Did you red anything of the project 36 QUESTIONS TO MAKE YOU FALL IN LOVE ? Allegedly following the questions could create intimacy (and the feeling of falling in love) between two strangers over the course of an evening.

I'm 50+ and long married, and dh and I did these questions over several weeks - interesting how I feel much less irritated with him now, and much more connected. It wasn't so much the question topics as the process of really having a proper conversation - thinking, listening, questioning, understanding, maybe even moderating some of my views and opinions or his.

Good luck OP.

Secondtimeround75 · 08/12/2015 11:02

Shake it off
It's a recipe for disaster
Have more respect for your family

swallowmehole · 08/12/2015 11:38

Try to think of it as cheating on your children as well as cheating on your husband.
You will be cheating on your whole family?
Do you want that? How would that make you feel, to know that you are not only doing the dirty on your DH, but on your children as well?

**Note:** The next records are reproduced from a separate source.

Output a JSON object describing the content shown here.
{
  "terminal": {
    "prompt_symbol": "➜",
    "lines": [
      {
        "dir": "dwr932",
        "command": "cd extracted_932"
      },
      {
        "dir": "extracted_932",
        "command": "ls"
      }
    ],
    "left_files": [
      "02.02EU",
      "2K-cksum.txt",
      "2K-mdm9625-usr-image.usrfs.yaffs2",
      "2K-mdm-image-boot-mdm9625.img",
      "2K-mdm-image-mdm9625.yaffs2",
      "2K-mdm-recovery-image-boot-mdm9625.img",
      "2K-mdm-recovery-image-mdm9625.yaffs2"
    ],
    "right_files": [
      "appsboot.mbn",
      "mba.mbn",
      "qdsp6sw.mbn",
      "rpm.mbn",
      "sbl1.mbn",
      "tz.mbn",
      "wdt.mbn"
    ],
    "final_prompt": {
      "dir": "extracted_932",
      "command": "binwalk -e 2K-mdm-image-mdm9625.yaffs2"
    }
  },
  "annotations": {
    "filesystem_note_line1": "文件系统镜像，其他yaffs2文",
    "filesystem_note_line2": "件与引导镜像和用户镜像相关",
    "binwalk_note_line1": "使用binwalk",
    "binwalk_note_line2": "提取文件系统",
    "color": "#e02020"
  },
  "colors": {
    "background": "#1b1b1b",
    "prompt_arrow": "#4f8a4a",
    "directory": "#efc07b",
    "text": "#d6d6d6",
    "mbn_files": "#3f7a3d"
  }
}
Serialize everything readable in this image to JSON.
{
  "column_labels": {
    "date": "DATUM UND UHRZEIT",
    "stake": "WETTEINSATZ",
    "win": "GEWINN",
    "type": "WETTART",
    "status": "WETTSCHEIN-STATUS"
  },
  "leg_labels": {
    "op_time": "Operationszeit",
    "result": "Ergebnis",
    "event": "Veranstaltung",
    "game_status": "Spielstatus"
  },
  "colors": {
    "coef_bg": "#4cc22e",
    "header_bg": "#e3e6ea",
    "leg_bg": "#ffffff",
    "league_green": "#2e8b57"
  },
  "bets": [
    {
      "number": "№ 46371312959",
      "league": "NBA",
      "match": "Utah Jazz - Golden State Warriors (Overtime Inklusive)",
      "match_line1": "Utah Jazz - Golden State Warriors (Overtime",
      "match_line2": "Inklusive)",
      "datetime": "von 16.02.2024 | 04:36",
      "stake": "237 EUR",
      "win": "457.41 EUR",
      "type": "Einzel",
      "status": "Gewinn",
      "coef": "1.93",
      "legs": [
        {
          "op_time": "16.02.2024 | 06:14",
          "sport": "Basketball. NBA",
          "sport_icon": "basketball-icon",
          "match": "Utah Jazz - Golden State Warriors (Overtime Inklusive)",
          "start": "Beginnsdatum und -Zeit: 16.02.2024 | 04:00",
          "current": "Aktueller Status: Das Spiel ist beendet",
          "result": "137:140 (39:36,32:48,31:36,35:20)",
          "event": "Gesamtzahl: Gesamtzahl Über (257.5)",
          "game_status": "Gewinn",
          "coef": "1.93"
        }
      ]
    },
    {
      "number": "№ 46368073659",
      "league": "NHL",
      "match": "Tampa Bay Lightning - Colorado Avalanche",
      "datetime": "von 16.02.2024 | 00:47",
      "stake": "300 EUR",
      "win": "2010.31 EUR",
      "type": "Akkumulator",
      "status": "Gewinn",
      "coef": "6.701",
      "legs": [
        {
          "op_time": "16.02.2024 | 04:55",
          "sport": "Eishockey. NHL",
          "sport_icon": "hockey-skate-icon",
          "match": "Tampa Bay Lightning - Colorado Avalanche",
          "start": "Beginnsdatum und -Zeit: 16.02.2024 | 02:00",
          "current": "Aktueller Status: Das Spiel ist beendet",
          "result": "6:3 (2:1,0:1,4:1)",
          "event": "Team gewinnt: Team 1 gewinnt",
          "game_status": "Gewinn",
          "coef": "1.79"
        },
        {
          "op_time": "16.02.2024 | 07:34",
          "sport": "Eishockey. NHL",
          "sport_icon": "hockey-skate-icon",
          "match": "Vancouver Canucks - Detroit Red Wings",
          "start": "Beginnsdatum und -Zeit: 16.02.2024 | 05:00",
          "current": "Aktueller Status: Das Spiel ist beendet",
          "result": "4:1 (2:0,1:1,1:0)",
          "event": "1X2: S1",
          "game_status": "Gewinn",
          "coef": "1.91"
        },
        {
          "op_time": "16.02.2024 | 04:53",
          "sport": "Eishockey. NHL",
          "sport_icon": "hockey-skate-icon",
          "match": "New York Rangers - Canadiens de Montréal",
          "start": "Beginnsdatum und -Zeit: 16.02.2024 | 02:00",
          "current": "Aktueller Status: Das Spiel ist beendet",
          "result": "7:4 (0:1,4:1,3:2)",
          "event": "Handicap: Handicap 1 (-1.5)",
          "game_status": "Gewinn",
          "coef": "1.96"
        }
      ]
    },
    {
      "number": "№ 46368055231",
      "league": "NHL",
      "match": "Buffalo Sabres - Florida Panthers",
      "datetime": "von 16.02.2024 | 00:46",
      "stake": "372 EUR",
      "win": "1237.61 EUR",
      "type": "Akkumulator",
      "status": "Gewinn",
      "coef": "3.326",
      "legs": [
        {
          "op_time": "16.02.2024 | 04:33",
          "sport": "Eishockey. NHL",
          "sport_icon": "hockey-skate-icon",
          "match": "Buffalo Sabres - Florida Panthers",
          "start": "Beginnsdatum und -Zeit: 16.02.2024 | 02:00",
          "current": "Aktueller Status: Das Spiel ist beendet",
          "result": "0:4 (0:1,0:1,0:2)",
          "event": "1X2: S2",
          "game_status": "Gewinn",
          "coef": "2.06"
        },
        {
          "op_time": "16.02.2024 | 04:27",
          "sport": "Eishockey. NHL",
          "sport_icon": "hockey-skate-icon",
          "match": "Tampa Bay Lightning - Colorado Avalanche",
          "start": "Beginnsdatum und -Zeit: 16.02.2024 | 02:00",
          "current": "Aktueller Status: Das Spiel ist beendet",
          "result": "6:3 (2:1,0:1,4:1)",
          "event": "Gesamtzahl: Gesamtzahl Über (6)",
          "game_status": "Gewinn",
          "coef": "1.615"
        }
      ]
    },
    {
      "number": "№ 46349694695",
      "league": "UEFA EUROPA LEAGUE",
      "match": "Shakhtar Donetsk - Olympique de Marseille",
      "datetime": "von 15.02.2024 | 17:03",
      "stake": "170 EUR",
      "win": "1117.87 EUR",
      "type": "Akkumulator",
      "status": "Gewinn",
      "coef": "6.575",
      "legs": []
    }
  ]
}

Because let me tell you, if you do embark on a full blown affair, it won't only be your DH you're letting down -
it WILL impact on your family.

Do you really want that?
Is it worth losing what you have, for the sake of a person that you don't really know all that well (you are only seeing the 'best' side of him)
As another poster pointed out, he probably has as many disgusting and annoying habits as most people who are human.
Stop putting him on a pedestal.

Sorry to be harsh. But you need a wake-up call.

ILiveAtTheBeach · 08/12/2015 12:33

TooSassy brilliant post. My ExH must be feeling really alive too. Lost me thru cheating, lost subsequent long term GF, as he cheated on her too. He's all alone now and 2 years off his 50th Birthday. Stupid, stupid, stupid. I do wonder how alive he feels, eating his TV supper alone every night.

Jan45 · 08/12/2015 12:43

No sympathy from me I'm afraid, you courted it and made it happen, simple as that - when you are married or in a long term relationship you stop yourself from behaving like a love struck teenager, you chose not to and betrayed your partner; we can all look, admire or even flirt a bit but to act on it shows a severe lack of respect for your OH.

Either leave your OH to find happiness with someone who can remain faithful or put the effort into rebuilding your relationship - don't cheat, it's really not cool.

Cranky123 · 01/12/2019 20:11

This reply has been deleted

Message deleted by MNHQ. Here's a link to our Talk Guidelines.

Thingsdogetbetter · 01/12/2019 20:29

Ffs @cranky123 if you're going to search threads with 'kissed' in the title at least look at the dates before posting!

If someone has just betrayed you by kissing someone else start your own thread. No point in getting pissed off with ops from 3 and 8 years ago.